Pierwszy pojedynek na turnieju Bułgarzy rozegrali z Cyprem, zespołem mocno egzotycznym, który w trzecim secie zdobył sam zaledwie jeden punkt, a w ataku miał zerową skuteczność. Ale w pierwszych dwóch setach Cypryjczycy dostali bardzo dużo punktów po błędach przeciwnika. - Mecz z Cyprem wydawał się prosty i łatwy, i dlatego nie mogliśmy się skoncentrować na początku, popełnialiśmy masę błędów w pierwszych dwóch setach. Zagraliśmy bardzo źle i nad tym musimy popracować, bo nie możemy oddawać tak łatwo punktów słabszym przeciwnikom. Każdy mecz powinniśmy grać z maksymalnym zaangażowaniem. Mi osobiście więcej przyjemności sprawiają mecze z trudniejszymi przeciwnikami, jak właśnie Holandia. To jest większe wyzwanie i w takim meczu mam szansę się czegoś nauczyć - podsumował młody atakujący.

Reprezentacja Bułgarii w czterech ostatnich międzynarodowych imprezach zajęła czwarte miejsca. Na igrzyskach był to dobry wynik, ale już na mistrzostwach Europy Bułgarzy byli bardzo tą pozycją rozczarowani. - W tym roku naprawdę postaramy się złamać klątwę czwartych miejsc - śmiał się bułgarski atakujący. - Naszym problemem był brak doświadczenia, bo dużo młodych zawodników weszło do zespołu i to do pierwszej szóstki. Ale myślę, że przez ostatnie dwa lata wszyscy nabraliśmy tego doświadczenia i w klubach i w reprezentacji, i to przyniesie pozytywne efekty. Ja sam dopiero w zeszłym sezonie grałem w klubie (Cuneo – przyp.red.) jako pierwszy atakujący i zajęło mi dwa miesiące, żeby przestać czuć się z tym dziwnie - żartował lider bułgarskiego zespołu.

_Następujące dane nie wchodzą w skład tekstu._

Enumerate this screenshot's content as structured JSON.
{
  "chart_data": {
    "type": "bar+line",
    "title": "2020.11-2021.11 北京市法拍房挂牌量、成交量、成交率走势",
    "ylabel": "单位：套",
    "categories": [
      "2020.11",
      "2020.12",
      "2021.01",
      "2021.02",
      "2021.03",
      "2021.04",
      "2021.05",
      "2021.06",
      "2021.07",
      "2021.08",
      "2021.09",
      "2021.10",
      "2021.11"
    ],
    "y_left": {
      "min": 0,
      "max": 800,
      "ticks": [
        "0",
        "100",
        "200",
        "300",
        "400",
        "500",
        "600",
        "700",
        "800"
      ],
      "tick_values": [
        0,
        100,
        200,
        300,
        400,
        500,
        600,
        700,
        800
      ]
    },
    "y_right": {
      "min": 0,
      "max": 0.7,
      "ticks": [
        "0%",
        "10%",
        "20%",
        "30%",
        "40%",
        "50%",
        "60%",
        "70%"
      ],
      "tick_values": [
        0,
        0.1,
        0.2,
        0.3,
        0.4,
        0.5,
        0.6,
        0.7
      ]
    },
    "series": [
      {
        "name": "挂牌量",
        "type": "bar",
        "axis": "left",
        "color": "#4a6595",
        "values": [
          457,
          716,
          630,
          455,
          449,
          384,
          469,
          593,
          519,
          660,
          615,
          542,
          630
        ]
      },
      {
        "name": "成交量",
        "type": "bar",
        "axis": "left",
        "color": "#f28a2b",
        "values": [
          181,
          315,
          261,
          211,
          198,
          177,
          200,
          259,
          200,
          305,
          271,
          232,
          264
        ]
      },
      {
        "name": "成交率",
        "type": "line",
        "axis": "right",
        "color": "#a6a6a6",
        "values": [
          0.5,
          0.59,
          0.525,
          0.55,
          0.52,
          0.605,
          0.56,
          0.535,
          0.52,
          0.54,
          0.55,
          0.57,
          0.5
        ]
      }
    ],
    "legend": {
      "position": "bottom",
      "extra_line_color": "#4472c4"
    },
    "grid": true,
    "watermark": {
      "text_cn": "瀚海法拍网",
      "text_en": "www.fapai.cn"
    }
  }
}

Cwetan Sokołow po wypożyczeniu do Cuneo na rok wrócił do Trentino Volley, z którym ma jeszcze obowiązujący kontrakt. Jego były trener z Trento, Radostin Stojczew, oraz kilku jego kolegów w międzyczasie przeniosło się do Halkbanku Ankara i mówiło się o tym, że bardzo chętnie widzieliby tam też Sokołowa. Jednak on pozostał we włoskim klubie. - W lidze tureckiej są ograniczenia dotyczące cudzoziemców i na boisku może być tylko trzech. Gdybym dołączył do moich kolegów w Ankarze, to nie miałbym szans grać w lidze, tylko w Lidze Mistrzów. A ponieważ dla mnie najważniejsze jest teraz, żeby grać jak najwięcej, to zostałem w Trento - wytłumaczył swoją decyzję jeden z najlepszych atakujących świata.